Uma live sobre o filme gaúcho Inverno (1983), realizada na última sexta-feira (3), acabou gerando um debate sobre racismo que repercutiu no setor audiovisual do Estado. Promovida pela Associação Profissional dos Técnicos Cinematográficos do Rio Grande do Sul (APTC-RS), a transmissão ao vivo contou com a participação de profissionais envolvidos no longa, como o diretor Carlos Gerbase e as atrizes Luciene Adami e Luciana Tomasi, que também trabalhou como produtora do longa-metragem.
Após 25 minutos de live, em uma pergunta sobre as influências estéticas de Inverno, que lembravam o cinema francês, segundo o mediador Giordano Gio, Luciana citou os sobrenomes dos profissionais como justificativa:
"Tu tá falando com um Schünemann, com uma Tomasi, uma Adami, um Gerbase... Não adianta a gente tentar fazer um filme da senzala, entende? Não seria o nosso melhor. Então cada um tem que mostrar o que curtia e como é que veio. Então eu acho que eu tava totalmente ambientada. Inclusive eu tenho sangue francês também, não adianta, então cada um faz da sua história. É um filme roots, total", disse Luciana.
Após a manifestação, o debate seguiu normalmente, durando quase duas horas no total. A expressão "filme de senzala" repercutiu negativamente entre os espectadores da live, que fizeram comentários condenando a fala.
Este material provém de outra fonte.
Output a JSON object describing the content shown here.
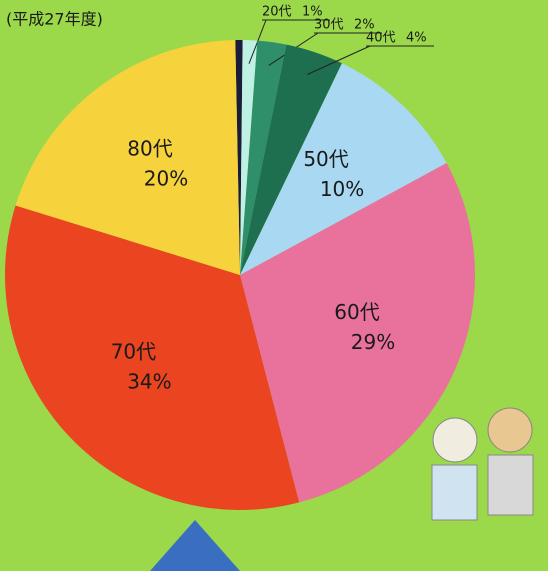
{
  "chart_data": {
    "type": "pie",
    "title": "(平成27年度)",
    "categories": [
      null,
      "20代",
      "30代",
      "40代",
      "50代",
      "60代",
      "70代",
      "80代"
    ],
    "values": [
      0.5,
      1,
      2,
      4,
      10,
      29,
      34,
      20
    ],
    "value_labels": [
      null,
      "1%",
      "2%",
      "4%",
      "10%",
      "29%",
      "34%",
      "20%"
    ],
    "colors": [
      "#1c1c3a",
      "#bff0e4",
      "#2f8f6a",
      "#1e6e50",
      "#a9d9f2",
      "#e9729c",
      "#ea4420",
      "#f6d33c"
    ]
  }
}
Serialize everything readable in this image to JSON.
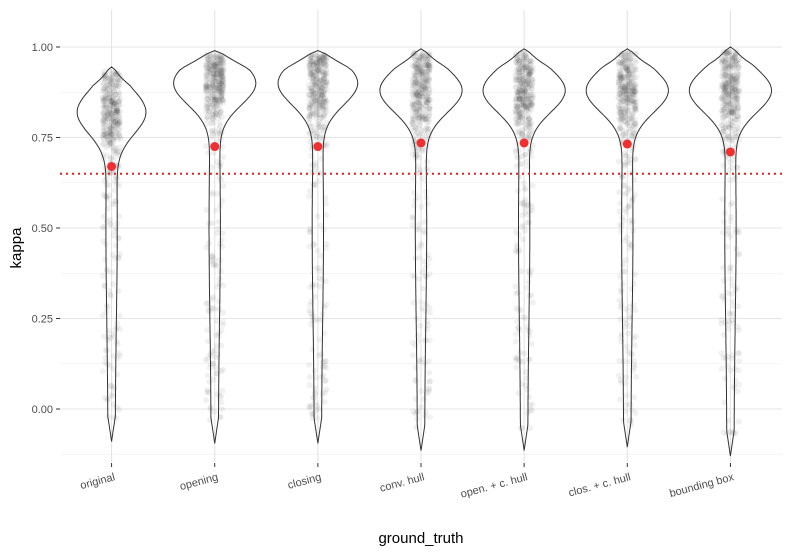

Única negra participando da conversa sobre Inverno, a diretora e roteirista Mariani Ferreira respondeu a Luciana Tomasi ainda durante a transmissão, dizendo que "Porto Alegre também é de Oliveira Silveira".
— Um dos grandes erros foi a live não ter sido interrompida. Você pode ver no vídeo, eu estava emocionada, com a voz embargada. Não se pode reduzir a experiência negra por algo que foi inventado por europeus, como foi a senzala. Não se pode reduzir o cinema a isso. É muito violento quando tu reduz toda essa experiência, toda essa cultura rica, à algo ligado à escravidão — comentou Mariani a GaúchaZH nesta segunda-feira (6).
O Coletivo Macumba Lab, que representa profissionais negros e negras do audiovisual no Rio Grande do Sul, repudiou o fato de os negros ainda serem associados apenas à escravidão.
"Nossa existência é muito maior do que apenas a história da dor que nossos ancestrais sofreram nas mãos dos europeus e seus descendentes. Filmes feitos por pessoas negras são filmes e ponto. Cineastas pretos têm abordado em seus trabalhos diversos assuntos, com sensibilidade e talento. Lamentamos profundamente que em 2020 ainda se conheça tão pouco sobre a cultura brasileira", diz parte da nota divulgada pelo grupo.
Remoção do vídeo
Dois dias depois da live, no domingo (5), a APTC divulgou uma nota decidindo retirar o vídeo de seus canais de forma temporária. A entidade afirma que "manifestações como aquela são intoleráveis e não soubemos reagir da melhor maneira em uma transmissão ao vivo".
Para GaúchaZH, a presidente da associação, Daniela Strack, disse, por telefone, que não poderia comentar sobre o caso, mas afirmou que o vídeo da live será recolocado em breve nos canais da associação com um aviso inicial contextualizando a questão de racismo "para quem ninguém se sinta mal", explicou.
Mariani Ferreira condenou a remoção do vídeo:
— Racismo é crime. E o vídeo é uma prova de que o racismo aconteceu. A resposta pública também demorou bastante. Quando a gente vê uma situação de injustiça, a gente precisa responder com rapidez. As palavras ditas na live são palavras que exemplificam uma estrutura racista — afirmou.
A reportagem entrou em contato com Luciana Tomasi, que também disse não poder se manifestar sobre o assunto. A produtora pediu desculpas pela fala em um texto divulgado nas redes sociais, assinado por ela e por Gerbase:
"A palavra 'senzala' foi usada de forma infeliz e racista. Além disso, a discussão sobre o machismo no filme foi por nós abordada de forma superficial. Assumimos estes erros e tentaremos melhorar. Enviamos um pedido de desculpas à cineasta Mariani Ferreira, mas agora fazemos publicamente. Não conseguíamos durante a live debater e ler os comentários ao mesmo tempo, então não foi nosso intento ignorar a discussão sobre racismo que estava acontecendo", diz a publicação.